At 07:45 PM 1/25/2010, Harry Veeder wrote:
----- Original Message ----
> From: Stephen A. Lawrence <sa...@pobox.com>
> What we absolutely will *not* see:
>
> -- A true self-runner, which convinces all but the most pathological of
> skeptics. Will not happen -- not from Steorn. Not now, not ever.
> This includes motors with no external power supply, and motors driven by
> capacitors (which are shown conclusively to remain charged during the
> run) instead of batteries.
In the last set of videos, Sean made it pretty clear that it is not
part of Steorn's mission to build such a device. He expects future
developers of orbo technology to build one. If he does present a
self-runner, he is a liar! ;-)
Or, hey, they managed to find an easy way to do it.
However, "self-running" is a red herring. What we would want to know
are these things, which they could easily provide:
The inertia of the rotor, i.e, how much energy it stores at a
particular rotational speed, so we can understand how much energy is
stored at a particular RPM level.
How this energy decays (the rotor slows down) in the absence of any
input, to determine the energy being dissipated in friction or other losses.
How much energy is being supplied from the power supply, which is
difficult to assess with a battery, but far easier with a capacitor
bank, which could be designed to emulate the low resistance of a
battery, avoiding the problems of high current spiking of batteries,
which could produce spurious results. The capacitor voltage will show
the rate of energy supply from the capacitor bank, which can be
calibrated by dumping current through a resistor of known value.
So we can compare the energy being accumulated in the rotor with the
energy being supplied from the power supply. It is not necessary to
reach self-running, which might fail even if the system is overunity,
by not being sufficiently efficient in recovering power from the rotor.
It is also possible to apply an electromagnetic brake, a pickup coil
that generates current from the motion of the permanent magnets past
it. If the coil is open circuit, it will not slow the rotor at all,
but as resistance in series with the coil is decreased, the coil will
draw more energy from the rotor and slow it. This can be adjusted to
keep the rotor at constant speed, thus providing an almost direct
measure of power being supplied to the rotor by the process. (It
would only be off by the friction, measured already by the slowing down study).
Then, study of and measurements of voltage and current in the
toroidal circuit can be performed, and the disposition of the power
dissipated there determined.

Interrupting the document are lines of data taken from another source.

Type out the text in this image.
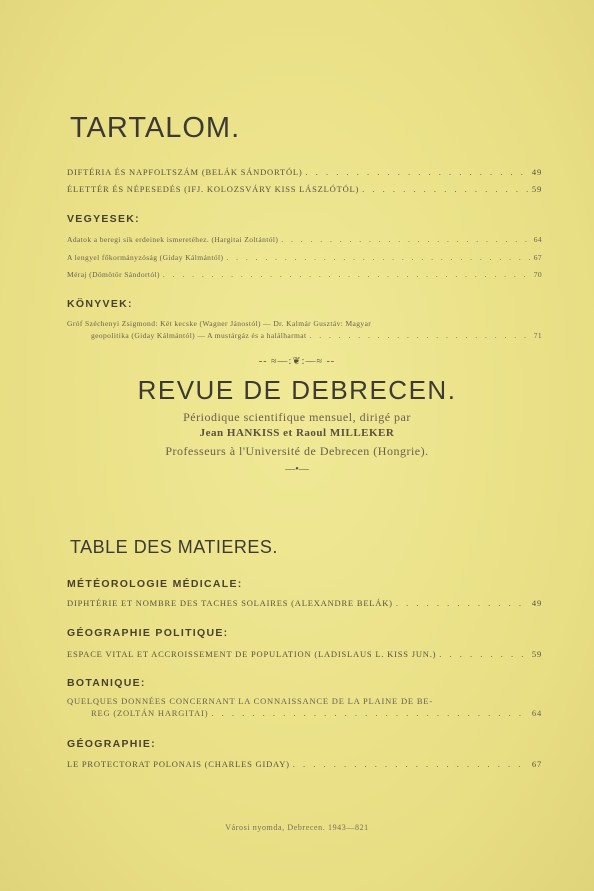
TARTALOM.
DIFTÉRIA ÉS NAPFOLTSZÁM (BELÁK SÁNDORTÓL) . . .	49
ÉLETTÉR ÉS NÉPESEDÉS (IFJ. KOLOZSVÁRY KISS LÁSZLÓTÓL) . . .	59
VEGYESEK:
Adatok a beregi sík erdeinek ismeretéhez. (Hargitai Zoltántól) . . .	64
A lengyel főkormányzóság (Giday Kálmántól) . . .	67
Méraj (Dömötör Sándortól) . . .	70
KÖNYVEK:
Gróf Széchenyi Zsigmond: Két kecske (Wagner Jánostól) — Dr. Kalmár Gusztáv: Magyar
geopolitika (Giday Kálmántól) — A mustárgáz és a halálharmat . . .	71
-- ≈—:❦:—≈ --
REVUE DE DEBRECEN.
Périodique scientifique mensuel, dirigé par
Jean HANKISS et Raoul MILLEKER
Professeurs à l'Université de Debrecen (Hongrie).
—•—
TABLE DES MATIERES.
MÉTÉOROLOGIE MÉDICALE:
DIPHTÉRIE ET NOMBRE DES TACHES SOLAIRES (ALEXANDRE BELÁK) . . .	49
GÉOGRAPHIE POLITIQUE:
ESPACE VITAL ET ACCROISSEMENT DE POPULATION (LADISLAUS L. KISS JUN.) . . .	59
BOTANIQUE:
QUELQUES DONNÉES CONCERNANT LA CONNAISSANCE DE LA PLAINE DE BE-
REG (ZOLTÁN HARGITAI) . . .	64
GÉOGRAPHIE:
LE PROTECTORAT POLONAIS (CHARLES GIDAY) . . .	67
Városi nyomda, Debrecen. 1943—821
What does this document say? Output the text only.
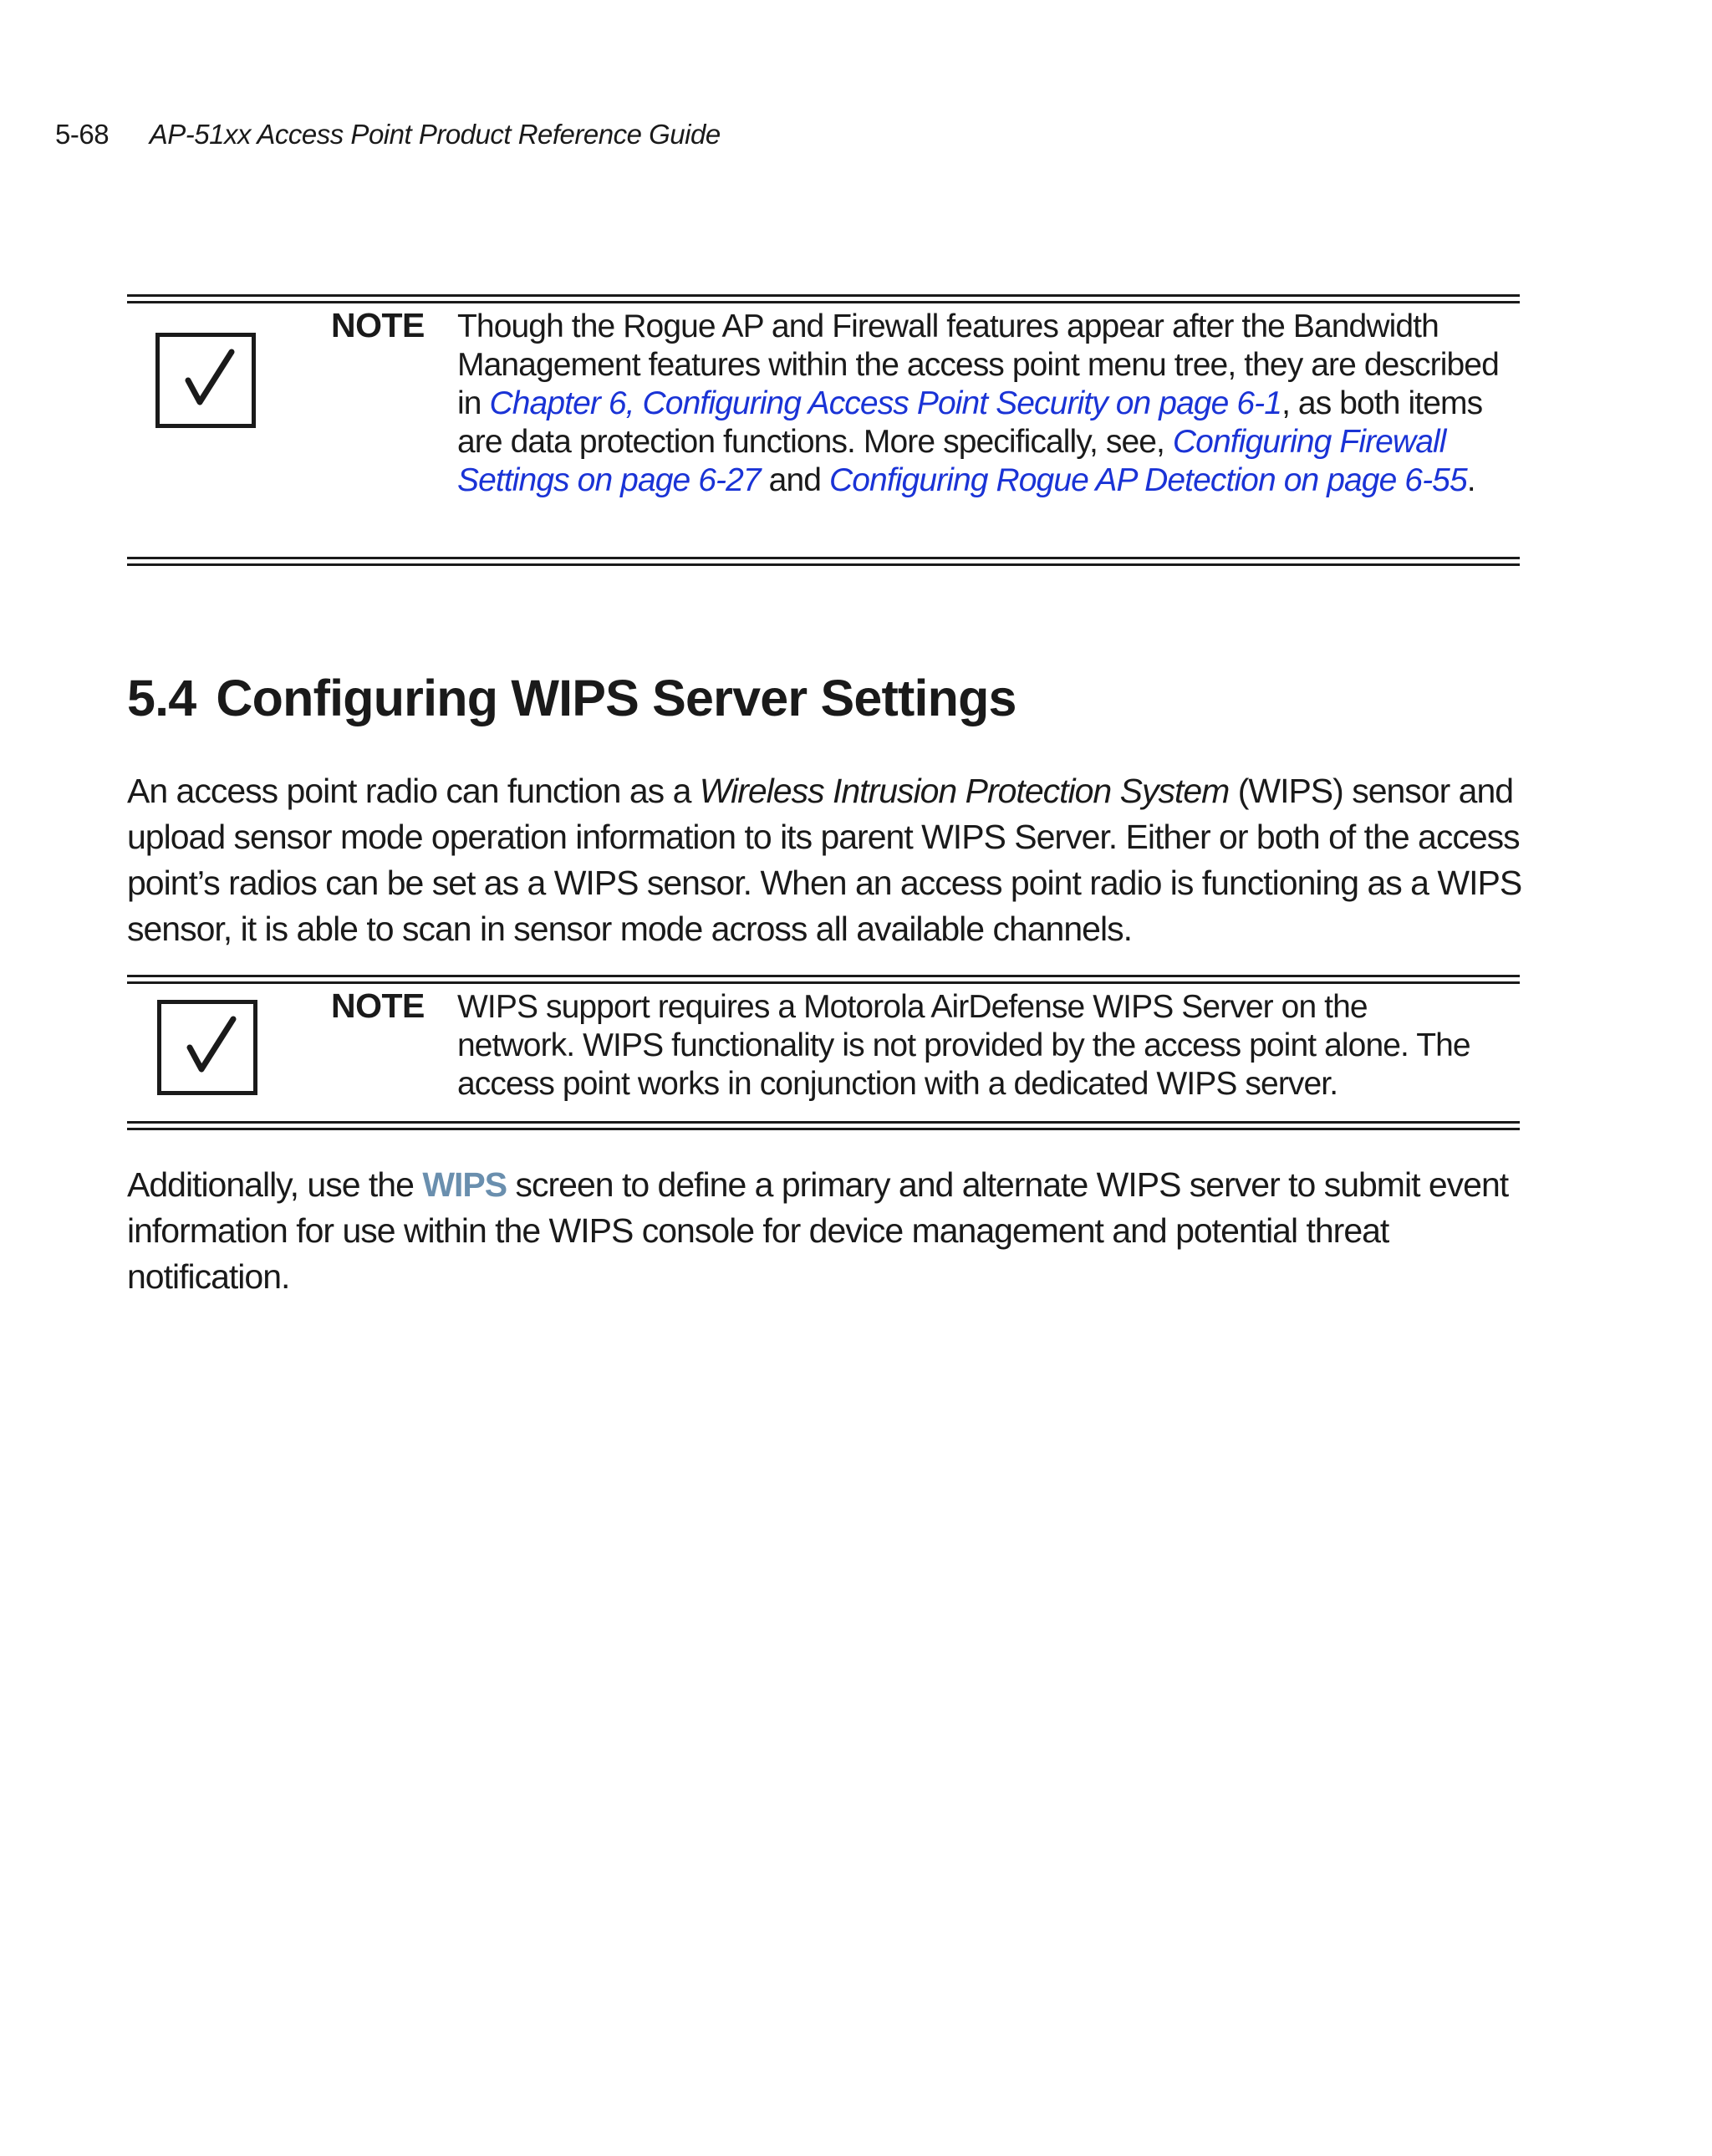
5-68 AP-51xx Access Point Product Reference Guide
NOTE Though the Rogue AP and Firewall features appear after the Bandwidth Management features within the access point menu tree, they are described in Chapter 6, Configuring Access Point Security on page 6-1, as both items are data protection functions. More specifically, see, Configuring Firewall Settings on page 6-27 and Configuring Rogue AP Detection on page 6-55.
5.4 Configuring WIPS Server Settings

An access point radio can function as a Wireless Intrusion Protection System (WIPS) sensor and upload sensor mode operation information to its parent WIPS Server. Either or both of the access point’s radios can be set as a WIPS sensor. When an access point radio is functioning as a WIPS sensor, it is able to scan in sensor mode across all available channels.

NOTE WIPS support requires a Motorola AirDefense WIPS Server on the network. WIPS functionality is not provided by the access point alone. The access point works in conjunction with a dedicated WIPS server.

Additionally, use the WIPS screen to define a primary and alternate WIPS server to submit event information for use within the WIPS console for device management and potential threat notification.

How much power is being dissipated in
the coil and in other circuit elements. How much heat is being generated?
Calorimetry of the whole system would, of course, be of great
interest. If the rotor is held at constant RPM by a brake as
described, then the total heat generated should be directly
correlated to the consumption of power from the capacitor bank, and
be about the same, unless it is overunity. If it's over unity by a
factor of two, that would be hard to miss, eh?
The reason for using a capacitor bank is that the voltage provides a
measure of stored energy, and its decline, that is not dependent upon
calculations from what may be ridiculously complex waveforms.
The most difficult of all these would be the calorimetry, I assume.
The rest is trivial. The rest, however, might make the calorimetry unnecessary.
They are presumably not presenting calorimetry data in the "final
demo," as of a few days ago that was still a future project, not a
done deal, it seems.
The back-EMF claims, which seem reasonable as a first approximation,
imply that all the energy of the battery is going into heating, in
the end. So, put a heat sink on the coil, and measure the thermal
mass of the assembly, which can estimate energy dissipation in the
coil from differential temperature measurements. Measure or calculate
heat in the rest of the circuit and add it all up. Does this sum
correlate well with what is expected from energy drawn from the
battery? Or is there some missing energy? And, if so, how does the
missing energy compare with the energy appearing in rotation of the rotor?
Let me guess. The energy appearing in the rotor is quite the same as
missing energy in the coil circuit, or indistinguishable from noise
in the measurements.
It is not necessary to understand the system adequately to calculate
stuff, what calculations are needed should be simple ones, such as
rotational inertia from the effect of known energy draw (through a
pickup coil, for example).
Instead, let me guess. It will be complicated, with calculations
being asserted as proper and complete, neglecting "minor" variations.
Such as the claim that there is "no" back EMF, based on a display
that only showed that, sort of, what we'd expect from back EMF could
not be seen. But which would not show a low level of back EMF. I.e.,
would certainly not establish that there was none. And we have no
idea how large the "Orbo effect" is, though, from the requirement for
very-low-friction bearings certainly implies it is quite small. And
thus able to easily hide in the noise.
But, of course, all this is directly contradicted by the 2:1 or 300%
over unity claim. That isn't a small effect at all, it's enormous. An
effect like that *might* appear, short-term, due to battery discharge
anomalies that manage to extract more energy than expected from a
battery, an effect claimed to be common with pulse motors.